Pat Aulisio's tastes as a publisher are so all over the map that it's impossible to predict what one of his books will be like. I'm guessing he wouldn't have it any other way. Case in point with these two minis, Catburglar Cream and Three Fates. The former comic, by Laura Knetzger,  is a cutesy story of a jewelry thief who works with his cat to temporarily "borrow" an enormous gem that happened to be filled with ancient, delicious ice cream. Everything about this comic is clean, cartoony and devoid of sharp edges. It stops just short of being twee thanks to its sense of restraint in terms of both length and stylization. It's a comic that's less about plot or even character than it is a funny idea, that of a catburglar who uses an actual cat to commit his crimes.

It's hard to believe that the same publisher would release Emma Louthan's Three Fates, which is a scratchy, weird, crass, hilarious, pornographic and philosophical narrative. It's a vision quest comic of sorts that starts with a raunchy man and the mystical strippers/prostitutes who happen to adore his rough, weird ways. Louthan, using a dense and crude pencil line that gives the deliberately pornographic nature of her images a completely different meaning, uses the strippers in a mythological fashion, as they are both Fates manipulating the life of the man and a Greek chorus commenting on it. Seeing the women go on in poetic fashion while in a variety of sexual poses and positions but rendered in a distorted and even occasionally grotesque fashion is both disconcerting and funny, adding a layer of sweetness and almost innocence to the proceedings. Nothing is "dirty" in this comic; rather, it's all part of a natural order being observed by others, until they deem that it's time to stop.

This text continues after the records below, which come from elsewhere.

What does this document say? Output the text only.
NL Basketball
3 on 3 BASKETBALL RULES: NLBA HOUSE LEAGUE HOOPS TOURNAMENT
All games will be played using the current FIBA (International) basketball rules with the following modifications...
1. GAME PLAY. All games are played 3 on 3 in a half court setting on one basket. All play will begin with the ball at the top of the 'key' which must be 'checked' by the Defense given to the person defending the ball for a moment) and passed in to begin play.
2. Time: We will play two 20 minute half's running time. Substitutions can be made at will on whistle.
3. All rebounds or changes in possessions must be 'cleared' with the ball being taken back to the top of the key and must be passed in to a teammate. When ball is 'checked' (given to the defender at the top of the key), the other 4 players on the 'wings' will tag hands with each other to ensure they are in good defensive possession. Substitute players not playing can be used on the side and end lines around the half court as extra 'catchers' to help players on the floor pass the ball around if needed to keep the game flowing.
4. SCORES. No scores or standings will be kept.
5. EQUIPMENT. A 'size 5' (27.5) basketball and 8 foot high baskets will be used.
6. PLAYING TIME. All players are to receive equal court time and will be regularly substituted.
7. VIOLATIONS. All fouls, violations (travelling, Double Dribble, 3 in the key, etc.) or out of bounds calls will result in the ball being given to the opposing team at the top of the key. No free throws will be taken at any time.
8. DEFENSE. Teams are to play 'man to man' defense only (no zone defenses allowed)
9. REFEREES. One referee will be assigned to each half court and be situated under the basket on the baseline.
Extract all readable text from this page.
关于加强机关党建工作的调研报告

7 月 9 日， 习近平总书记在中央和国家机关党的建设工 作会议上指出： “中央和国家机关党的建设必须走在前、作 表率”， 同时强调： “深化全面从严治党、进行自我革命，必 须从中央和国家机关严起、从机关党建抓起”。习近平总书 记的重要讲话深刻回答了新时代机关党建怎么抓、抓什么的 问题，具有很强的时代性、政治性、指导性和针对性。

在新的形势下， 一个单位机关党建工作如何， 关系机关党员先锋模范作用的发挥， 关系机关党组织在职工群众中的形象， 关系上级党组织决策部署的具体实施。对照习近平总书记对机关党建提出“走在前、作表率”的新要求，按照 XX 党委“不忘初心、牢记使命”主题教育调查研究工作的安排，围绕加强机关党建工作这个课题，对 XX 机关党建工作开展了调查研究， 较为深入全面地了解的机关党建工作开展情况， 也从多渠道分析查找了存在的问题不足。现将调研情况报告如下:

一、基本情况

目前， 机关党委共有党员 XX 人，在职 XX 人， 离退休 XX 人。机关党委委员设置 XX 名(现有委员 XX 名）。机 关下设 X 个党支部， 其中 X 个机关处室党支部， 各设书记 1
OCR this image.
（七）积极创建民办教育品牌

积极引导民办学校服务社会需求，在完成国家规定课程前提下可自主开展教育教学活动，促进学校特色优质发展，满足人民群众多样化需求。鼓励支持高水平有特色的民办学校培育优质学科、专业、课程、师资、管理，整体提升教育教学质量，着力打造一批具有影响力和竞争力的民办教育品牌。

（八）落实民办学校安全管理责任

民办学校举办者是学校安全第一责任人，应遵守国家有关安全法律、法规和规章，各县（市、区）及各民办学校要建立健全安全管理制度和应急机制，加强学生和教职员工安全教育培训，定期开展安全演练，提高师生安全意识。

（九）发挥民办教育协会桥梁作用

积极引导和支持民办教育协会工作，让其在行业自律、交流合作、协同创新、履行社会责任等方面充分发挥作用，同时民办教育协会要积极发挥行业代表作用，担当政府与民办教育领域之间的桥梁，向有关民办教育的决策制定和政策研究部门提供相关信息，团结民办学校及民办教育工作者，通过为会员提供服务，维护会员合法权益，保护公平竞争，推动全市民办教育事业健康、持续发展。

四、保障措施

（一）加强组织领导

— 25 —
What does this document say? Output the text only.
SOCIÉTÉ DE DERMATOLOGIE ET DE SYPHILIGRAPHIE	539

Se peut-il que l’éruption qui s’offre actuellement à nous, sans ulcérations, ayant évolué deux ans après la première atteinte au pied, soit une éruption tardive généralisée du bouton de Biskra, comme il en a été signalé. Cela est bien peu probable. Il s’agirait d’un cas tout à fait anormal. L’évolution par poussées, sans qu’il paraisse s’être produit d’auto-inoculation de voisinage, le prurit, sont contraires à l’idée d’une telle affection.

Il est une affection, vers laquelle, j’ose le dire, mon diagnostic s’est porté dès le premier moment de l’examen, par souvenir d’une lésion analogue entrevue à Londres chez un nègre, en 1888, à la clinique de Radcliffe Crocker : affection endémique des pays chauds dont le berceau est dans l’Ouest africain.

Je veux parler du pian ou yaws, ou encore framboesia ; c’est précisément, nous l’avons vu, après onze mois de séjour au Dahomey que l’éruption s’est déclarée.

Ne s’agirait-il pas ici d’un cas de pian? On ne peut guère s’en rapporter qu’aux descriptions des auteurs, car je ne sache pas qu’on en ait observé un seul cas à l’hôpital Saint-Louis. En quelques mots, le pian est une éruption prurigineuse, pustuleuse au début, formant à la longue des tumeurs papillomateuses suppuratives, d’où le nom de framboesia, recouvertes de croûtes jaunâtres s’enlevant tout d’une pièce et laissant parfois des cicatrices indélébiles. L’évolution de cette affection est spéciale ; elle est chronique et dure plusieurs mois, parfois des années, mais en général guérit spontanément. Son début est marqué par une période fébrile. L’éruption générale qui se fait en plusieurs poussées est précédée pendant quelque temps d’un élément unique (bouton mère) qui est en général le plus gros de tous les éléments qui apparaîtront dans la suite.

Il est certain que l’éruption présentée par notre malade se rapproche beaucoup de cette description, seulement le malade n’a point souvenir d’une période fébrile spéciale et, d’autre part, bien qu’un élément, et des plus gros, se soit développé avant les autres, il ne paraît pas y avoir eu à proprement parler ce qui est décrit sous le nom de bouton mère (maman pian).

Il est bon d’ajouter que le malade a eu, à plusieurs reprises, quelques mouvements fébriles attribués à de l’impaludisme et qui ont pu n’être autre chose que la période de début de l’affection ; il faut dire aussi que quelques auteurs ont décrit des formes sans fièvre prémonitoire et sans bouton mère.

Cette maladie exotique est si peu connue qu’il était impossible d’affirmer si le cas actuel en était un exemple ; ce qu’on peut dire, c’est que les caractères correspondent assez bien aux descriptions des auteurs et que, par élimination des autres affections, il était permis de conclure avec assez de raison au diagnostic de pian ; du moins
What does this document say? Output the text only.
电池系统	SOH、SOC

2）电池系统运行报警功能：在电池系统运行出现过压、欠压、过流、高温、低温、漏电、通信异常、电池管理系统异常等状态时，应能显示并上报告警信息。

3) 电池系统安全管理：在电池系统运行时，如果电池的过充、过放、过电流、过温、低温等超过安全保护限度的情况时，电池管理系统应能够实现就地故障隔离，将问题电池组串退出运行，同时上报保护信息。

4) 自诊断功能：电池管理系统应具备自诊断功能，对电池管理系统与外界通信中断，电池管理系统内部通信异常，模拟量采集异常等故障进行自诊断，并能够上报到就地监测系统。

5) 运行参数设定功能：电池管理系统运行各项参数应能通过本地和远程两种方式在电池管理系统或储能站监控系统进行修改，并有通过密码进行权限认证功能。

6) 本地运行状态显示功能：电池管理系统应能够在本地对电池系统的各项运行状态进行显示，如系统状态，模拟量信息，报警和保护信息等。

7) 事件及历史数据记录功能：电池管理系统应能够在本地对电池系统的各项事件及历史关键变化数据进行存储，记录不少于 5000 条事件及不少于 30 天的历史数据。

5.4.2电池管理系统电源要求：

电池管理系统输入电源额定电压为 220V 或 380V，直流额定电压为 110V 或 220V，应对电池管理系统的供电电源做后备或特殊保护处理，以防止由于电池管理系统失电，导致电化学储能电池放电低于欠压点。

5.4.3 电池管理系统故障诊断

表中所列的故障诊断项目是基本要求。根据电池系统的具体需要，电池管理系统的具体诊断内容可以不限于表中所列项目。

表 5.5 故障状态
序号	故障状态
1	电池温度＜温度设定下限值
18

That's when the comic stops on a dime and the man is reincarnated as a woman named Nadya who amusingly becomes a stripper in order to get free time to sit around and watch TV (much like she did when she was a man). This part of the comic is a direct commentary on the first half, but it also acts as a distinct, clever and even touching narrative of its own. Louthan's pages have a powerfully immersive quality, wherein text has a decorative quality and is directly integrated into the page's visual impact and images can be read individually or as part of the gestalt of the entire page. The closest referents I can think of are John Brodowski and Juliacks, but Louthan has a different storytelling agenda. There is a stirring purity and a refreshing lack of apology in the way her characters delve into their sexual lives; it's a life stripped of shame that accepts sex and sexualization as part of the natural order. At the same time, Louthan satirizes the actual poses found in porn and stripping, exaggerating them in frequently ridiculous fashions. At its heart, Three Fates is about the possibility of creativity and the ways in which sexuality can be both a help and hindrance in this regard. It's also consistently funny and fascinating to look at.